Les derniers aériums ont fermé dans les années 70.
Dans l’incontournable livre de Roger Canac « Ces demoiselles au tableau Noir » j’ai trouvé ces quelques lignes qui décrivent brièvement l’Aérium « Chez la Marquise ».

Page 128
« Avec Michelle, la comparaison avec Auris en fit une capitale. Elle me parla du centre créé par l’œuvre des villages d’enfants pour recueillir les enfants « chahutés » par la guerre et la misère. Installé «chez la Marquise», une maison à plusieurs étages, et dans divers locaux du Freney, le village d’enfants était alors un aérium et possédait deux classes fonctionnant à mi-temps. Il était dirigé par un instituteur. Je n’étais pas isolée, le monde enseignant était bien représenté. » (Extrait du texte de Janine André, institutrice au Freney d’Oisans 1950)
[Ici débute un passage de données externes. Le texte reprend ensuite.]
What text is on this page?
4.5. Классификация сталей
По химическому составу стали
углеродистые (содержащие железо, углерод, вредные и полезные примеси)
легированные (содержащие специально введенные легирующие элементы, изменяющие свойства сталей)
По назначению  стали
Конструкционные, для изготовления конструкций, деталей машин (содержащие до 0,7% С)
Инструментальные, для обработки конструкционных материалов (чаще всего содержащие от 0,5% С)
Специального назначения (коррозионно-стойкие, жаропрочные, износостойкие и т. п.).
Pourquoi « Chez la Marquise » ?
Note complémentaire rédigée avec l’aide de Denis VEYRAT.
La maison prend son nom de Marie Sophie Catherine CHABERT, née au Freney le 26 mars 1881 et décédée le 30 juin 1975 à Marseille. Elle était la fille de Pierre Chabert, né à Clavans le 18 novembre 1848, issu d’une riche famille de Clavans qui possédait d’immenses pâturages entre le Perron et Les Quirlies ; terres qu’ils ont vendues au XIXe siècle à la famille du riche berger de mouton actuel de Clavans et Besse. Sa mère était Marie Joséphine Fleur, née au Freney le 18 mars 1859, également issue d’une riche famille qui a financé la restauration de l’église du Freney au XIXe siècle.

Mademoiselle CHABERT quitte le Freney très jeune, avant son 15e anniversaire, elle se marie avec Louis Eugène BROSSETTE le 21 juin 1900 à Boufarik en Algérie. Louis Eugène meurt en 1914, Marie Catherine Chabert hérite des mines de zinc, plomb et de cuivre. Elle se sépare d’une partie de ses mines en 1916 et une autre en 1919, mais semble garder une mine (nom de la concession Draamine) que l’on retrouve dans des documents jusqu’en 1929 comme sa propriété et à son adresse. Ensuite, elle se remarie avec Jean Etienne Richard Johanito TRAMOY DE LAUBEYPIE.

Je n’ai pas trouvé dans ces deux mariages de titre clairement établi de marquis pour ces deux maris, mais la piste la plus sûre serait que le titre de Marquise lui a été accordé après son premier mariage, la maison familiale des BROSSETTE depuis 1850 étant le Château Fougères à Poule-les-Echarmeaux dans le 69. Puis Marie Sophie Catherine marie sa fille Mathilde.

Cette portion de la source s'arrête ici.